Bon dimanche sous nos applaudissements

Il pleut. Je me précipite vers la passerelle arrière. Arrivée la première, je grimpe les marches quatre à quatre puis remonte l'allée de l'avion pour atteindre les premiers rangs. Ça bouchonne à la porte avant. Prem's ! Je jette mon cahier à posts pour réserver ma place et pose ma valise dans le coffre à bagages. J'envoie un dernier message à ma douce, ma chère, ma tendre, mon aimée puis éteins mon portable. Je m'assois et boucle ma ceinture. Je gonfle mon oreiller. J'ouvre mon cahier. L'avion roule. C'est dimanche soir et faut pas me faire chier. Comme d'habitude, je n'écoute pas les consignes de sécurité.
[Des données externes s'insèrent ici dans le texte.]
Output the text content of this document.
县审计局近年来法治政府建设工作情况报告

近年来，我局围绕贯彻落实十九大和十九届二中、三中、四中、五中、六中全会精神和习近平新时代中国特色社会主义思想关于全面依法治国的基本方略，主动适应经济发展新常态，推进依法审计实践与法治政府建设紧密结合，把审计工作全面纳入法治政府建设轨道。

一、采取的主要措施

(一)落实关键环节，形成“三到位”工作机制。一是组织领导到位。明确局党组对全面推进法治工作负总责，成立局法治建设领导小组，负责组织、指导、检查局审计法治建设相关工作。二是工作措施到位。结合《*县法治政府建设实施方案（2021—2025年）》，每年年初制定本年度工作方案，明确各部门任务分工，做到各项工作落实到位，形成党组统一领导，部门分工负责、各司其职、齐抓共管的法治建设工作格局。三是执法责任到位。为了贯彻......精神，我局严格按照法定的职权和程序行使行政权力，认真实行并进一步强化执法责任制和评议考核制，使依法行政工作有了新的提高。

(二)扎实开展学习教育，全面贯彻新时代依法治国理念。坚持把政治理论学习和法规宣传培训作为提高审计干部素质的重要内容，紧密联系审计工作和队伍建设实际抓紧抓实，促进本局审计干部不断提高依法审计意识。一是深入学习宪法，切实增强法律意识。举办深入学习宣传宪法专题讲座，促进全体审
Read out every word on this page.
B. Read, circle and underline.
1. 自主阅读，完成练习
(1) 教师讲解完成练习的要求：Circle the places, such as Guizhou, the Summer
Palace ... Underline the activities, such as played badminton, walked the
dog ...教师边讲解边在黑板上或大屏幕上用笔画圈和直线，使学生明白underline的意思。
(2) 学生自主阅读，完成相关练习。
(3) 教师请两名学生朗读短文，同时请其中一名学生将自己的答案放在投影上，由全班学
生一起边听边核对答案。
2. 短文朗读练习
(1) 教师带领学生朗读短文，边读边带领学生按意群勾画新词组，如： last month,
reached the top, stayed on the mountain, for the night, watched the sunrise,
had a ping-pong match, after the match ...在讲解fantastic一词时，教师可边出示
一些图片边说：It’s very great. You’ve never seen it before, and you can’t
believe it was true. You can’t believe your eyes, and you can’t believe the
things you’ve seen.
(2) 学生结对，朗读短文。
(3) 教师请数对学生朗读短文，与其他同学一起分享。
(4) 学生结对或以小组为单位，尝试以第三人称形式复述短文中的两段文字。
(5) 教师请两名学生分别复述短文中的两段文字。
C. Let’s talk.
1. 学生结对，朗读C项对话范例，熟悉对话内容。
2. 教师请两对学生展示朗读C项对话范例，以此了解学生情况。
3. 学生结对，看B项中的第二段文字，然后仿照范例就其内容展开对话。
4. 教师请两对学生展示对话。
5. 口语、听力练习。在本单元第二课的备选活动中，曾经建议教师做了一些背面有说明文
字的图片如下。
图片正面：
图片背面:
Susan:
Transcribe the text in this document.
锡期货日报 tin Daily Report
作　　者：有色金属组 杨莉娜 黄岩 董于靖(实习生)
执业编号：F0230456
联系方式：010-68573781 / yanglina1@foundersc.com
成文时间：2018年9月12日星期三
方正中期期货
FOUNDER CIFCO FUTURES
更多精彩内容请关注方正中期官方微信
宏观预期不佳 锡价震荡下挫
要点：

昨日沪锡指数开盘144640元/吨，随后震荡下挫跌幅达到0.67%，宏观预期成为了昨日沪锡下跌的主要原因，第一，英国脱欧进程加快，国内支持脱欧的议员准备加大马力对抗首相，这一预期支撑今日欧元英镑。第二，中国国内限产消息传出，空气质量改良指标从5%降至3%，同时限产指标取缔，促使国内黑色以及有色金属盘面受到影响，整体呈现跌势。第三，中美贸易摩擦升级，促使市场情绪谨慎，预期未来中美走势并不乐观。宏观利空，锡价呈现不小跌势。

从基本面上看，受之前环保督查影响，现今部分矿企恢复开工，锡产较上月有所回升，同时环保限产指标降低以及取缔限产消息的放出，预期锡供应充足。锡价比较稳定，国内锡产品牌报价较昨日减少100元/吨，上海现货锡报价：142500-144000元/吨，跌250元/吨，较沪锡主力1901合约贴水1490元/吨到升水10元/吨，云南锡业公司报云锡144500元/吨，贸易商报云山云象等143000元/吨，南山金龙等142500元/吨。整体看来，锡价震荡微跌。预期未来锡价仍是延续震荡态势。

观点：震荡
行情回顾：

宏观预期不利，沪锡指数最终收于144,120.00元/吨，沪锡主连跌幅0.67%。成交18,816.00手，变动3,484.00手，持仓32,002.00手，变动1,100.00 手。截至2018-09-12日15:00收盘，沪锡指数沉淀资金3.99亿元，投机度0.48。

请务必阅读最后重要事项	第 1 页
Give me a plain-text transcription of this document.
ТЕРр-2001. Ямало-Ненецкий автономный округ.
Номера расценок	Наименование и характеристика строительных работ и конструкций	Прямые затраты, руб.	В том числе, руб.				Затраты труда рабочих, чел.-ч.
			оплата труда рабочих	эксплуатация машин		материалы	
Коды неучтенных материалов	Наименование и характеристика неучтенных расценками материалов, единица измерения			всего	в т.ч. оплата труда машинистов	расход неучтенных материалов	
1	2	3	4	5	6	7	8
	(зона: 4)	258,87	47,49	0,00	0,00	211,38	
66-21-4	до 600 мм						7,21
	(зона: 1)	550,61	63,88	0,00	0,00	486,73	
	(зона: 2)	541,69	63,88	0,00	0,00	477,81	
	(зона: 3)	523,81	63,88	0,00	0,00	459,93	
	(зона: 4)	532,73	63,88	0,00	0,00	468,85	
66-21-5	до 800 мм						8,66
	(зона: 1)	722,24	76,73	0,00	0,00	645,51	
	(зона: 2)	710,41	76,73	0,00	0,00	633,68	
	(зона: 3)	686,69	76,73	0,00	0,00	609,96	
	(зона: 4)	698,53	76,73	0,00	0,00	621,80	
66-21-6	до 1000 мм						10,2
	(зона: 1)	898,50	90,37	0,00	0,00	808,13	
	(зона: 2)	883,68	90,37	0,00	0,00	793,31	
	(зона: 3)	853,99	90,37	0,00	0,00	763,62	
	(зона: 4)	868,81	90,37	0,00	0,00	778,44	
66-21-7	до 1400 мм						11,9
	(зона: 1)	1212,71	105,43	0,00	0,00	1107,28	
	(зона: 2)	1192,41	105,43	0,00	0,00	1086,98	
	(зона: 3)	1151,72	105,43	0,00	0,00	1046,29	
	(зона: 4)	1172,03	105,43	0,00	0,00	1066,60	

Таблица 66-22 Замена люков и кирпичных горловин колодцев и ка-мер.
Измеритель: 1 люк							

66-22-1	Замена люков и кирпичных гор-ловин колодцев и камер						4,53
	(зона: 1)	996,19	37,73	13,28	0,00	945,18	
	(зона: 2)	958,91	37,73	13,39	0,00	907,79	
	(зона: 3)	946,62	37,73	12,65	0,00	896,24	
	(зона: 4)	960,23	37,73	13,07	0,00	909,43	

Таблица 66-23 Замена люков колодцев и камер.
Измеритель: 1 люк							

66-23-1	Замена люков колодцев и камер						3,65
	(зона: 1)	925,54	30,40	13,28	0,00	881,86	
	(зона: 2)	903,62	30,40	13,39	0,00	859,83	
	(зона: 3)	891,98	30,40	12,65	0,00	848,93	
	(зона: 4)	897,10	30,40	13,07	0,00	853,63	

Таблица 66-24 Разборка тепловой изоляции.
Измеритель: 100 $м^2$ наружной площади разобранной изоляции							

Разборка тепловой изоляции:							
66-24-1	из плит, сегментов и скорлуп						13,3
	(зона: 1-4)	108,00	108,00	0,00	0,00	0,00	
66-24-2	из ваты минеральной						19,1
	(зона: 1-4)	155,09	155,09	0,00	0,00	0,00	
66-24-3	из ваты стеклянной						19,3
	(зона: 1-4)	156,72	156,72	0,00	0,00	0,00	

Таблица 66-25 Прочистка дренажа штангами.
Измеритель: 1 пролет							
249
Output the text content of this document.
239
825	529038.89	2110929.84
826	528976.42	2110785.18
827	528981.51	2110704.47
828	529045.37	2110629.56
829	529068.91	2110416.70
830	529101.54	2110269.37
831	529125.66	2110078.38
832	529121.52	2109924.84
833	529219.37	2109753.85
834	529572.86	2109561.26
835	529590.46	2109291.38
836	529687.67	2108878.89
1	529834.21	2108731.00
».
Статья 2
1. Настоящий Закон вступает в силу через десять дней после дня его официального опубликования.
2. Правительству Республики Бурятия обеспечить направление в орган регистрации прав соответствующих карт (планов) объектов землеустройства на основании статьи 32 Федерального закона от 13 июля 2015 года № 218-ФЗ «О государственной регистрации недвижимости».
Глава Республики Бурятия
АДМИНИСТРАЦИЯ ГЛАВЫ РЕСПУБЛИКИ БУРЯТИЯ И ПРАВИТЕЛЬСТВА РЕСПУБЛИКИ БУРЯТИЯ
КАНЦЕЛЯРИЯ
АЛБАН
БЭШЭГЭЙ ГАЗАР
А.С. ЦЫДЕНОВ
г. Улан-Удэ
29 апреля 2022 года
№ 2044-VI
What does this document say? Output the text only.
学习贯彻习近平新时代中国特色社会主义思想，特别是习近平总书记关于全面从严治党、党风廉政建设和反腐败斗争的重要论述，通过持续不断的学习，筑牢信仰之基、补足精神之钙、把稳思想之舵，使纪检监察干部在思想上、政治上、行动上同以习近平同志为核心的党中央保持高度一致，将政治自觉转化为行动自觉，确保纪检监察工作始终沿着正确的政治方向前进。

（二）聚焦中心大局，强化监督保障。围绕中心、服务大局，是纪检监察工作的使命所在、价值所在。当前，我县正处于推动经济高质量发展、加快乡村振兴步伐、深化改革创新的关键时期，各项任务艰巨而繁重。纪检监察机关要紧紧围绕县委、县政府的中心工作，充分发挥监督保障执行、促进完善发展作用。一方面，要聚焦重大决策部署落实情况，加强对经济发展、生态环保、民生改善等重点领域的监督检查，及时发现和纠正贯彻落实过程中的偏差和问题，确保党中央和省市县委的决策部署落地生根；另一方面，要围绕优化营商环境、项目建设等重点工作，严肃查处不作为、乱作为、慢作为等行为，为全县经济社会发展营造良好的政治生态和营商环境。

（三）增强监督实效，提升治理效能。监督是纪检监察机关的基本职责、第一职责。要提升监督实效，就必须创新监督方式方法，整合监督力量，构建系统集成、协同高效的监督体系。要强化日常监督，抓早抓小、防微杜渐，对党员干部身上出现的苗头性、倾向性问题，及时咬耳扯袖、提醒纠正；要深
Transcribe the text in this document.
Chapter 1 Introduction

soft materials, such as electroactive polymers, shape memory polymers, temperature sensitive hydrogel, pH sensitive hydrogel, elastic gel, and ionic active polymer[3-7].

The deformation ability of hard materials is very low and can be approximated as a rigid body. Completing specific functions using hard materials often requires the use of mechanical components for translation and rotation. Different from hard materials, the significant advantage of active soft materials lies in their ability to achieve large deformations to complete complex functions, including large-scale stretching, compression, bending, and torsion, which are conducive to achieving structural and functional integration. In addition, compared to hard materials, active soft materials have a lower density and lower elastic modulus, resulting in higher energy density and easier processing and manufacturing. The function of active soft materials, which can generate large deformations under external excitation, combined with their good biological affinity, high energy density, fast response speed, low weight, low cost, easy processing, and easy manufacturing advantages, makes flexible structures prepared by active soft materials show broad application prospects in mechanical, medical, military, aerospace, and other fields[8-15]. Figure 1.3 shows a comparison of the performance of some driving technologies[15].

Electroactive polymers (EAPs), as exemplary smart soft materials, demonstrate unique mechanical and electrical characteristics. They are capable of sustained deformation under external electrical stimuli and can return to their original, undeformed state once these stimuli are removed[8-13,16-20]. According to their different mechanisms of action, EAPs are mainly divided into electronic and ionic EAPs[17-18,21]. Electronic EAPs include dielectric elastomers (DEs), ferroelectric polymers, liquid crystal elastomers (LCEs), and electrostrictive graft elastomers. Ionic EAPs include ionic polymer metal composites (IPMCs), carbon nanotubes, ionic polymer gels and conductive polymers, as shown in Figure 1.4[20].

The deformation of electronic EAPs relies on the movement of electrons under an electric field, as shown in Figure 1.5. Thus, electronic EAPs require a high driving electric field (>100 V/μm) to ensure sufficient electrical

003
L'équipage se présente : «Fidel, Monique et Fernand»… Je lève un sourcil. Quand j'entends qu'en cas de turbulences «woooo shaky, shaky, shaky !», je dois rester à ma place, je deviens carrément très attentive. Et je fais bien. Car si les masques tombent, tant pis pour mon «lipstick», je devrais mettre le mien et «look like an elephant». En cas d'amerrissage, je devrais enfiler ma «lifejacket from Donatella Versace» qui bénéficie, entre autres, d'une loupiotte et d'un sifflet «to sing 'I will survive'». C'est le dernier vol du chef de cabine. Et par la grâce d'une promotion professionnelle, c'est un peu moins dimanche soir qu'il n'y paraît.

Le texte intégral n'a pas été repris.